Simply an excellent book, full of relevant information, technical drawings and specifications. It is also a book for modelers, plenty of good quality b/w and some colour photographs, many colour profiles and an appendix on Luftwaffe’s camouflage and markings. Unfortunately difficult and very expensive to get nowadays.
This volume, the first of four, covers development of the Me 262 from its initiation to the eve of the beginning of its operational testing, in other words to the end of 1943 but the development history is taken to mid- 1944, with information on the use and careers of the ten prototypes and the first seven pre-production aircraft (Me 262 S1 – S7) and the initial production methods.
The book begins with good survey of Willy Messerschmitt’s career and the history of his firm, altogether 26 pages.
Then followed a 16 pages thorough chapter on the German jet engine development, which covers well the three jet engines that influenced the design of the Me 262 (BMW P3304, BMW P3302 (BMW 003) and Jumo 004). The BMW 003A, a different engine from the P3302, which flew in later Me 262 development aircraft, is also discussed, even if it did not influence the airframe design. The story of the development of Me 262 itself began on the page 56. The book has many photographs of wind-tunnel models that were prepared to evaluate the several stages of airframe design that began with what looks like a straight-wing Me 309 derivative or cousin and ended with the swept-wing fighter that went to production. Also other descriptions of technical matters is very good e.g. the descriptions of Zeiss TSA 2D and Lofte 7H bomb sights
There are four appendices:
Appendix. 1. Camouflage and Markings
Appendix. 2. Me 262 Prototype Flights
Appendix. 3. German Reaction Engine Designation System
Appendix. 4. Messerschmitt Personalities and Company Organization. This is an extensive list of Messerschmitt personalities, often accompanied with a micro biography.
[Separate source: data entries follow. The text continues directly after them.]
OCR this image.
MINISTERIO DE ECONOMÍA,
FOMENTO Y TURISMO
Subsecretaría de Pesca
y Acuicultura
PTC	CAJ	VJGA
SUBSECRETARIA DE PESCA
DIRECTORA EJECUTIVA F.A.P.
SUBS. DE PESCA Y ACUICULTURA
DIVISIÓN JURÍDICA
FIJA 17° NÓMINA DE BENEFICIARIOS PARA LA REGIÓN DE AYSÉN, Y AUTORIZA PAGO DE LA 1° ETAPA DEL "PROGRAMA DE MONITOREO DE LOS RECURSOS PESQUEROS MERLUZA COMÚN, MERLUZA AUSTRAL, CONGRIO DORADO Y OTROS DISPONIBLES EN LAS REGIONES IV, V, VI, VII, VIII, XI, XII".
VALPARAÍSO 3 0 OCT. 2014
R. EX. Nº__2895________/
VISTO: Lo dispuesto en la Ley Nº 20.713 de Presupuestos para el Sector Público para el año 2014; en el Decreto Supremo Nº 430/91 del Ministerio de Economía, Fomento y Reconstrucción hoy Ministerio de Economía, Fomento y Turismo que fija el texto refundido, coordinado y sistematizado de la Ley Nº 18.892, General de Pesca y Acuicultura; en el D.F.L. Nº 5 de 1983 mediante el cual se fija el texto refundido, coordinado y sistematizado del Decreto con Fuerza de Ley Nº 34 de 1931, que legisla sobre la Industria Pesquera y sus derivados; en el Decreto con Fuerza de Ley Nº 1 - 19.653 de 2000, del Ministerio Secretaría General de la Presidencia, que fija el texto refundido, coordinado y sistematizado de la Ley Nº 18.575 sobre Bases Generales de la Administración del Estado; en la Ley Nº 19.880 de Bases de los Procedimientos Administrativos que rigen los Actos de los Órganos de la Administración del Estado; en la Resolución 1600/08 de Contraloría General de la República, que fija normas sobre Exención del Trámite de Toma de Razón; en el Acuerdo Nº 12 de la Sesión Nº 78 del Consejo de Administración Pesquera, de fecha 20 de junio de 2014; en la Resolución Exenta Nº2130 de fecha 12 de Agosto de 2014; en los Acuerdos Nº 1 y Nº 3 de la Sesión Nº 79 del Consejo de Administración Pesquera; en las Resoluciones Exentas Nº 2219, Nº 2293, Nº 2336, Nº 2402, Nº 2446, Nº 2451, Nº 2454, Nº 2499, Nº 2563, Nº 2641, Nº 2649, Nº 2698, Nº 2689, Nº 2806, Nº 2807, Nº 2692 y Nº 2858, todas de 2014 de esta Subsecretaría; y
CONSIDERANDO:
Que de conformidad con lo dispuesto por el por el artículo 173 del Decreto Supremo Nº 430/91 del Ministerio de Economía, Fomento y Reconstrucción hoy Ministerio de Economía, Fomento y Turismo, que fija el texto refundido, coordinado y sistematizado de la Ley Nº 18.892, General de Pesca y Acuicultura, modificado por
For modellers the Appendix 1 is interesting, for those interested in Me 262:n development the Appendices 2 and 4 are very useful.
Difficult to find something to criticize but there is always something.
The index could be more detailed and there are some annoying typos. Also when the writers wonder why Hitler didn’t cancel his order to concentrate initially purely on the Me 262 Jabo/bomber versions soon after the D-Day when the main reason behind his reasoning, the ability of Jabo/bomber version to bomb invading Allied troops on the beaches, had disappeared they forget the effect of the Operation Fortitude, which kept Germans waiting for the “main landing” because it deluded them to believe that the D-Day was only a diversion. And there are some errors when the authors write on some side topics, e.g. the claim that LW was able to fly only about 100 sorties on D-Day, when the right figure is 300+. Also their claim on the effectiveness of the ‘Big Week’ seems to be based on what Allied thought they had achieved, at least German aircraft production figures don’t show the level of production drop in March1944 mentioned in the book.
And thanks to Arno for lending his copy.